-1.9 C
New York
Saturday, January 11, 2025

Crucial RCE Flaw in GFI KerioControl Permits Distant Code Execution through CRLF Injection


Jan 09, 2025Ravie LakshmananVulnerability / Menace Intelligence

Crucial RCE Flaw in GFI KerioControl Permits Distant Code Execution through CRLF Injection

Menace actors try to make the most of a lately disclosed safety flaw impacting GFI KerioControl firewalls that, if efficiently exploited, might permit malicious actors to realize distant code execution (RCE).

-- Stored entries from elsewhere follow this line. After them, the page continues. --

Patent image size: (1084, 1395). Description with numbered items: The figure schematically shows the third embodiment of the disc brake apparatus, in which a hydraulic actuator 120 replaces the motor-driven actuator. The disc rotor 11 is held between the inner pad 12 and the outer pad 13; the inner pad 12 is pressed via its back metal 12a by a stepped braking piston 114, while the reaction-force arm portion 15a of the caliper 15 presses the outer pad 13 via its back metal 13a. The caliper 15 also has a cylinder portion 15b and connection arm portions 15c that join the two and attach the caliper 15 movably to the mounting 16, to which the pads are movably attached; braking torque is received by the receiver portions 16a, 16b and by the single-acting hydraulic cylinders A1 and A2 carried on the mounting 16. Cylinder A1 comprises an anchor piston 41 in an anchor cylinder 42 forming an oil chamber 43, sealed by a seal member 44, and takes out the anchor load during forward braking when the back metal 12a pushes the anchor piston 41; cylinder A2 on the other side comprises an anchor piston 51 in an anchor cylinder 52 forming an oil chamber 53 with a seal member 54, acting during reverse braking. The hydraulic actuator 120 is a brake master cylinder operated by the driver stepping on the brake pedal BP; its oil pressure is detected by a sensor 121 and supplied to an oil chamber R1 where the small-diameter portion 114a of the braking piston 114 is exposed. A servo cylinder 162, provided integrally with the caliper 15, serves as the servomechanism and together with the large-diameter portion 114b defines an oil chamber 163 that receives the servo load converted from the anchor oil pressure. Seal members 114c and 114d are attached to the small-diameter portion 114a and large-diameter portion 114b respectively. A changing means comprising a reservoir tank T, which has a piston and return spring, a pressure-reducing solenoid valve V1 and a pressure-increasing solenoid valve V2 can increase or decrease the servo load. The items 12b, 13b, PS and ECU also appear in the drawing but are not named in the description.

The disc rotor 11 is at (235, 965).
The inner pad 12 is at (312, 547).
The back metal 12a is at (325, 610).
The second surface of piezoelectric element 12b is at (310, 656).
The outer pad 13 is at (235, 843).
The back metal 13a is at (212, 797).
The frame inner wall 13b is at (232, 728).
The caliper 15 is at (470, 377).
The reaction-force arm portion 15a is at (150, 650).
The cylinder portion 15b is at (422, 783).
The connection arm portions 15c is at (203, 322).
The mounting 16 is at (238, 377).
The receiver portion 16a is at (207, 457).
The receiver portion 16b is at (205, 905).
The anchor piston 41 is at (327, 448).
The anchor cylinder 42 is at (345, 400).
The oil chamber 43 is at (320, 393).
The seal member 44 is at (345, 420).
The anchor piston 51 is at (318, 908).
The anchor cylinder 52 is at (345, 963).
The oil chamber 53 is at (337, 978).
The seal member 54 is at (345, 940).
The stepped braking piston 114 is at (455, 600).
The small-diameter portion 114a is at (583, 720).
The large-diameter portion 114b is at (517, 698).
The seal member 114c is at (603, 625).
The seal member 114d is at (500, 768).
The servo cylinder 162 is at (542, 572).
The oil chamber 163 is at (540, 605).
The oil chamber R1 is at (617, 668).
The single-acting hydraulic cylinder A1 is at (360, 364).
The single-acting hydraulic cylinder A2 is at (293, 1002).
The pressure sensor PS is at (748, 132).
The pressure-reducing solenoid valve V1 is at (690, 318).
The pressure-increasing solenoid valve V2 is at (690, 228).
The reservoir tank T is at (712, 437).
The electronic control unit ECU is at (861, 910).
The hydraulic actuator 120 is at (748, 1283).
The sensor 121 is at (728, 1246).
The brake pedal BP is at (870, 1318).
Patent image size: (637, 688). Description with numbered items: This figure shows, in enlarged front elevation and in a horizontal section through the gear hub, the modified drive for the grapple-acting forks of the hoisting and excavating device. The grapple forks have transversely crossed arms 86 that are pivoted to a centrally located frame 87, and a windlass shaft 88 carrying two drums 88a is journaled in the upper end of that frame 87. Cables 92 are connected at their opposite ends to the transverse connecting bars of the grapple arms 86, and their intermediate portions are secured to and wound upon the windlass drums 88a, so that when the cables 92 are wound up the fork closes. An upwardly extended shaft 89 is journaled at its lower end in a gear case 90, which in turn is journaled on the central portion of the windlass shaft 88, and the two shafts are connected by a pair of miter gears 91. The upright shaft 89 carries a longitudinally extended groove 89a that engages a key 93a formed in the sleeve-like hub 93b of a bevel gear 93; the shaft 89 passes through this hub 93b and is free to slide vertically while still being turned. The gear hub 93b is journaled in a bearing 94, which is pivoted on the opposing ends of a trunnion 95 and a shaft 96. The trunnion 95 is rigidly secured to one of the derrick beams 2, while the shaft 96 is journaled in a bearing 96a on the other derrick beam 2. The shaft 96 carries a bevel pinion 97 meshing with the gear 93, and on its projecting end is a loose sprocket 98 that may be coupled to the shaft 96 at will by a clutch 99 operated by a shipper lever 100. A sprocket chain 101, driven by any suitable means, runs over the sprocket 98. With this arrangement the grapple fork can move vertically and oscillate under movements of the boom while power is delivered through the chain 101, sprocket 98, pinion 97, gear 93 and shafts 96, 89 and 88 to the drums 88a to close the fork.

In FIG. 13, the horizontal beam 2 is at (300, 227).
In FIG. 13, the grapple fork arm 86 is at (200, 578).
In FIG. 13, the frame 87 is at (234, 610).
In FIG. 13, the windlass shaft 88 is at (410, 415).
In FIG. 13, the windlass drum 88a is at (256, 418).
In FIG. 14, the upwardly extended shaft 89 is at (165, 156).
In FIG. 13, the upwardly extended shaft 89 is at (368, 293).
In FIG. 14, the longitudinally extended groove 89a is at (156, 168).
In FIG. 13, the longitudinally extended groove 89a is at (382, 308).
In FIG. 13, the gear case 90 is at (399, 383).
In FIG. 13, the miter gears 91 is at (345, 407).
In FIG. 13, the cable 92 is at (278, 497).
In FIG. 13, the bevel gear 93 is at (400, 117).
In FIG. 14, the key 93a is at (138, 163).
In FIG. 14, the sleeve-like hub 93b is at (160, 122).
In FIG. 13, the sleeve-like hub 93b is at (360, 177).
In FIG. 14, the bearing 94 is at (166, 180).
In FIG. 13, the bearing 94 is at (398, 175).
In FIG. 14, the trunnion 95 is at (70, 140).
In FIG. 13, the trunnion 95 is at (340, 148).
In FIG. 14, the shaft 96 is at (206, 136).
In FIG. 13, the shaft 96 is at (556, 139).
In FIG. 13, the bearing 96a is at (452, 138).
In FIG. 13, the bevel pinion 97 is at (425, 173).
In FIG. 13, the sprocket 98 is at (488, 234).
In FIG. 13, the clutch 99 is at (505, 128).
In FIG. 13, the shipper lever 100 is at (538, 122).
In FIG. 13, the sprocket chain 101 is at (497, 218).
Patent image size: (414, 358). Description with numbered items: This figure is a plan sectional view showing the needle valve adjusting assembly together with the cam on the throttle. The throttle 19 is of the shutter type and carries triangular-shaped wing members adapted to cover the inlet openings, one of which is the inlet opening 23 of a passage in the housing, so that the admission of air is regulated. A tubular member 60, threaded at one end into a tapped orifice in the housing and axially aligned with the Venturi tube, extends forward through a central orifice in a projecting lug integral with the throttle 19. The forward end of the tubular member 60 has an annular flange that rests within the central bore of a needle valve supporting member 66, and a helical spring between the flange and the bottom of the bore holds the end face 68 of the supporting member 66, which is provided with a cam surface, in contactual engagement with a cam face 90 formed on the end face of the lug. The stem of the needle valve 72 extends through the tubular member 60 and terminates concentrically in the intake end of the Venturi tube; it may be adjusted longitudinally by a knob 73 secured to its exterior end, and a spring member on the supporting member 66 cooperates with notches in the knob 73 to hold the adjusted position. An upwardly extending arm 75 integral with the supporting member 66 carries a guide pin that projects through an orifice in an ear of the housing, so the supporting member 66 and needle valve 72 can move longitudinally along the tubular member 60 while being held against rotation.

The vulnerability in query, CVE-2024-52875, refers to a carriage return line feed (CRLF) injection assault, paving the way in which for HTTP response splitting, which might then result in a cross-site scripting (XSS) flaw.

Profitable exploitation of the 1-click RCE flaw permits an attacker to inject malicious inputs into HTTP response headers by introducing carriage return (r) and line feed (n) characters.

Cybersecurity

The flaw impacts KerioControl variations 9.2.5 by means of 9.4.5, in accordance with safety researcher Egidio Romano, who found and reported the flaw in early November 2024.

The HTTP response splitting flaws have been uncovered within the following URI paths –

  • /nonauth/addCertException.cs
  • /nonauth/guestConfirm.cs
  • /nonauth/expiration.cs

“Consumer enter handed to those pages through the ‘dest’ GET parameter is just not correctly sanitized earlier than getting used to generate a ‘Location’ HTTP header in a 302 HTTP response,” Romano mentioned.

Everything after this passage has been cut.